Are there any stores in the GTA that have Alvarez acoustics in stock?

I'm not seeing anything listed at Steve's or Cosmo or L&M.

Any thoughts on the Alvarez Artists series?


----------



## TWRC (Apr 22, 2011)

I'm not too sure about Alvarez dealers in the GTA, but I once owned an Alvarez jumbo (J200 Style) and it was such a joy to play and sounded great. You're getting great value for the money with those guitars - I truly think that they're very underrated guitars.


----------



## washburned (Oct 13, 2006)

Only store listed in Canada is St. John's Music in Winnipeg. mailto:[email protected]


----------



## Greg Ellis (Oct 1, 2007)

washburned said:


> Only store listed in Canada is St. John's Music in Winnipeg. mailto:[email protected]
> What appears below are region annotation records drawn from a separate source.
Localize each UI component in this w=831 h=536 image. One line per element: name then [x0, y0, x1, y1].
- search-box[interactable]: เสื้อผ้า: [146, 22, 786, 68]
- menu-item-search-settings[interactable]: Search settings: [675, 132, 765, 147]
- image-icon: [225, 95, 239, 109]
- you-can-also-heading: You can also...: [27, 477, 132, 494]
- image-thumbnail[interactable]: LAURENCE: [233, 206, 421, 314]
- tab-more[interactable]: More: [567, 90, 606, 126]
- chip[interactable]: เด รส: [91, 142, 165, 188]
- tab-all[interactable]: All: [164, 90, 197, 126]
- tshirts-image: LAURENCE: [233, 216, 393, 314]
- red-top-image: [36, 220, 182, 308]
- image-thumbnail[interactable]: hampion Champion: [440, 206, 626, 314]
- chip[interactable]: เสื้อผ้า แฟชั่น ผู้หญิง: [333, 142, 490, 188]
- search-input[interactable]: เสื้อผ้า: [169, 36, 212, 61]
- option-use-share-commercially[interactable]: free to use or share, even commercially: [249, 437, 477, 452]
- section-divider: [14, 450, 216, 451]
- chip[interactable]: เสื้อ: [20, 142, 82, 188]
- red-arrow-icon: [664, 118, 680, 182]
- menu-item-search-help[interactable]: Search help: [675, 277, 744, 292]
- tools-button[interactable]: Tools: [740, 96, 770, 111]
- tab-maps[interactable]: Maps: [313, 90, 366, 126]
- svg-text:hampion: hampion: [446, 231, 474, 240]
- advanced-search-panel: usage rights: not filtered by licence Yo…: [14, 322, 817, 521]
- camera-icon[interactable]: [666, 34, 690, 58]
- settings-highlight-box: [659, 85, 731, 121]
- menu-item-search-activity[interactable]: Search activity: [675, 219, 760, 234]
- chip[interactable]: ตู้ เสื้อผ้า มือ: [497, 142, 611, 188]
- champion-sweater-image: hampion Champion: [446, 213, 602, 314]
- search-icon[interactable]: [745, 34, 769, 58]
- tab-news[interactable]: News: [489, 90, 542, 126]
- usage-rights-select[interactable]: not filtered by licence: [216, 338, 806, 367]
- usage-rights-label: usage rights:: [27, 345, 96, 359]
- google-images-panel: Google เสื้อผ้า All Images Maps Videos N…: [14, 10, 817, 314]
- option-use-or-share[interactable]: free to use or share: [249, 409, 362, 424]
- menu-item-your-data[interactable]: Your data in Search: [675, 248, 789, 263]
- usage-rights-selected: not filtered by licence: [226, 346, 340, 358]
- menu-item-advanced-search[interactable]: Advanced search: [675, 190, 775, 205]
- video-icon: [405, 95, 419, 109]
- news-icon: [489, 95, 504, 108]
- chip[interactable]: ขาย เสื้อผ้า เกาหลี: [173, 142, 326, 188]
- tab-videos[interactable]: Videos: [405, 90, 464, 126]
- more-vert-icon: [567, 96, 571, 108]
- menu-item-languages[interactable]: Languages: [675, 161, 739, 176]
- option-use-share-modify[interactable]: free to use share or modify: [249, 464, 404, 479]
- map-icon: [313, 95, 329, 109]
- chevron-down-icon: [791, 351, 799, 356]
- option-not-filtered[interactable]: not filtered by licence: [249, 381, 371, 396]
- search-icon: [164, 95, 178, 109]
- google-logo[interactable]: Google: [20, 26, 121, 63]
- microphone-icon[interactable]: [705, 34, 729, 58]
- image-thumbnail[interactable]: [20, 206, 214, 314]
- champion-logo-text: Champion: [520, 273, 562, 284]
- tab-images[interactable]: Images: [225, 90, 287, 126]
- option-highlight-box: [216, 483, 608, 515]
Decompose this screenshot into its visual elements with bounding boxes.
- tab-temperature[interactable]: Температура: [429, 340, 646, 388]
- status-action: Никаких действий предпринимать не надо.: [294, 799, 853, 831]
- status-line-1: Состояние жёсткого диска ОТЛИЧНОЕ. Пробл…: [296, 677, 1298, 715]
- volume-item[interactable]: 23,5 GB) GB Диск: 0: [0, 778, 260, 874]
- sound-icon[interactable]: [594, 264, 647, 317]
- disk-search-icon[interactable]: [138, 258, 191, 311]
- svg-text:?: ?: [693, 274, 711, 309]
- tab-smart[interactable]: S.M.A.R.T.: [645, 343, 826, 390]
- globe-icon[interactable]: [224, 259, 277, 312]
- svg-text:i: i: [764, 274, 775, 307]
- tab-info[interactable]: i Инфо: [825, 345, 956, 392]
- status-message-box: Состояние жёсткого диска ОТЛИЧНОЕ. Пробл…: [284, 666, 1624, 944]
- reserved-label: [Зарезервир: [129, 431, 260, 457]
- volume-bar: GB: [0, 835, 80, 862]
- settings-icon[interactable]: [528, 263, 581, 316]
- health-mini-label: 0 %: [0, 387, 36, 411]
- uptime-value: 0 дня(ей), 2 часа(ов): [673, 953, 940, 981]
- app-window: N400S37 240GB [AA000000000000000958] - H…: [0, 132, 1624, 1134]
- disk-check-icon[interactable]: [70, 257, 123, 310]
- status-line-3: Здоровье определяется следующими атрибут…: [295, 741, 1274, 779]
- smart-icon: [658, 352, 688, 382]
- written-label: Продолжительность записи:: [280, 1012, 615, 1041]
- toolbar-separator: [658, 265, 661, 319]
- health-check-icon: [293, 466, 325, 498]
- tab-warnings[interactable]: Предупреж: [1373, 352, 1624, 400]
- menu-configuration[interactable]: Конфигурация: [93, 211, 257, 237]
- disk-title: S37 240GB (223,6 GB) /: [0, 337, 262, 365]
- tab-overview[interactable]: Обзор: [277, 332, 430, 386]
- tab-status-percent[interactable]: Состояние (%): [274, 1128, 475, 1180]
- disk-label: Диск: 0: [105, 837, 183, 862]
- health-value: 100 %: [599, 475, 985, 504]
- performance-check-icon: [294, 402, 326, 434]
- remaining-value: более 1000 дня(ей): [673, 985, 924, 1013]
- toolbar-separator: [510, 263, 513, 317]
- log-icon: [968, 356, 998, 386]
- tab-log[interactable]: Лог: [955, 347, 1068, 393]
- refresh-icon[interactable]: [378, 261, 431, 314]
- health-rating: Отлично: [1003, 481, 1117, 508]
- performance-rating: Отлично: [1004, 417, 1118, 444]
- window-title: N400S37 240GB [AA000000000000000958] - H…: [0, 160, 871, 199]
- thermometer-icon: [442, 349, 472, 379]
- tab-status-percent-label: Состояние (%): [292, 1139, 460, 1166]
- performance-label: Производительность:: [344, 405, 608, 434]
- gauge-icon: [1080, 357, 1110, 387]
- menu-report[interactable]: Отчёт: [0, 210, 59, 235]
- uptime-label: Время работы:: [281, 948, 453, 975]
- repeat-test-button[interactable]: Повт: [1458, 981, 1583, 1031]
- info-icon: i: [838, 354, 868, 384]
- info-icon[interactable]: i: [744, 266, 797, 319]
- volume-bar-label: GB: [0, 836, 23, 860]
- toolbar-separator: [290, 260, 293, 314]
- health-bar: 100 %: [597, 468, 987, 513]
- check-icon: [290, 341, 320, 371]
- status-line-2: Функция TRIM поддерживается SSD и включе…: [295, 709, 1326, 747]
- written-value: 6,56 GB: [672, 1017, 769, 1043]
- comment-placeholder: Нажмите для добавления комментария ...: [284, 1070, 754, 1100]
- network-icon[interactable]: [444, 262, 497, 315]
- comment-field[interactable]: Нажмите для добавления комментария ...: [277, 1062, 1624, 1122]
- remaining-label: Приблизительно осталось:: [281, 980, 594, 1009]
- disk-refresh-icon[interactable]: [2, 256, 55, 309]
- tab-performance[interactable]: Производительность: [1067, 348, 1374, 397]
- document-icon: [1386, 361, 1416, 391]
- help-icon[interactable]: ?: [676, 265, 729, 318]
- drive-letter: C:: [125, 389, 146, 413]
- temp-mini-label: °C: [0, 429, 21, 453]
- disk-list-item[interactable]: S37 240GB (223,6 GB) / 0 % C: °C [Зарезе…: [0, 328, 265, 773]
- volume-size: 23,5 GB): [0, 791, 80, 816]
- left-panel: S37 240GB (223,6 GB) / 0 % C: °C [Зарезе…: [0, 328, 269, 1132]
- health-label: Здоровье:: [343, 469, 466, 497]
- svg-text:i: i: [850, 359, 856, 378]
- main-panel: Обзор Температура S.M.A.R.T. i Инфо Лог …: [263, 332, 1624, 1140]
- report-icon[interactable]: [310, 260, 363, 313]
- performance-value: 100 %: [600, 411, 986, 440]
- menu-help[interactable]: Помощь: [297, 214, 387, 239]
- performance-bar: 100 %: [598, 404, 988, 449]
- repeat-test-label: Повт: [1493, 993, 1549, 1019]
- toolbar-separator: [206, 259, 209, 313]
Thanks, but that's kind of a long trip for me.


----------



## edward (Jan 27, 2009)

I bought a very nice Alvarez from Musician's Friend in the USofA. Paid something like $350 plus shipping and worth every penny.


----------



## starland (Jul 23, 2012)

HI! Guys can you help me to get Alvarez in India.i can buy online ,if guys have any idea please reply.


----------



## washburned (Oct 13, 2006)

Just tripped over an Alvarez dealer in Peterborough. The Guitar Boutique.


----------



## PTBOMusic (Apr 25, 2013)

Hello All came across this thread yesterday and thought I should create an account and chime in. I live in Peterborough and am familiar with “The guitar boutique” a casual friend of my worked there when the shop opened and stories I heard from him about the way the business was run and how the owner was with the employees would make your skin crawl, the guy is a total slime ball. I also have close friends who have dealt at the shop or have family/friends that have dealt at the shop and have had bad experances. 

The Shop has some good brands but the owner has a reputation around town of someone you don’t want to deal with, and with the stories I have heard I wouldn’t give this store a dollar of business.
I know this review may sound harsh but Peterborough is a small town and word get around quickly, epically among musicians that all hang out at the same bars and know each other if not directly through other friends, just my 2 cents (which I wouldn’t spend at “The guitar Boutique”)


----------



## Seratone (Dec 16, 2013)

Capusle Music in Queen Street in Toronto now is an Authorized dealer for Alvarez Guitars. They currently have a couple of the Artist series - Fantastic guitars for the Money. I own a couple - as well as K. Yairi's. 

As for the Guitar Boutique - I really like the folks who run it, and they do have imports that I have never seen before - but their prices are just too steep. I was up there last winter to specifically see an Alvarez FCF7103 Solid Body acoustic. They had 2 for $1275 each. I had never seen one before - I went out to my Car and checked Ebay and found 2 for $375.


----------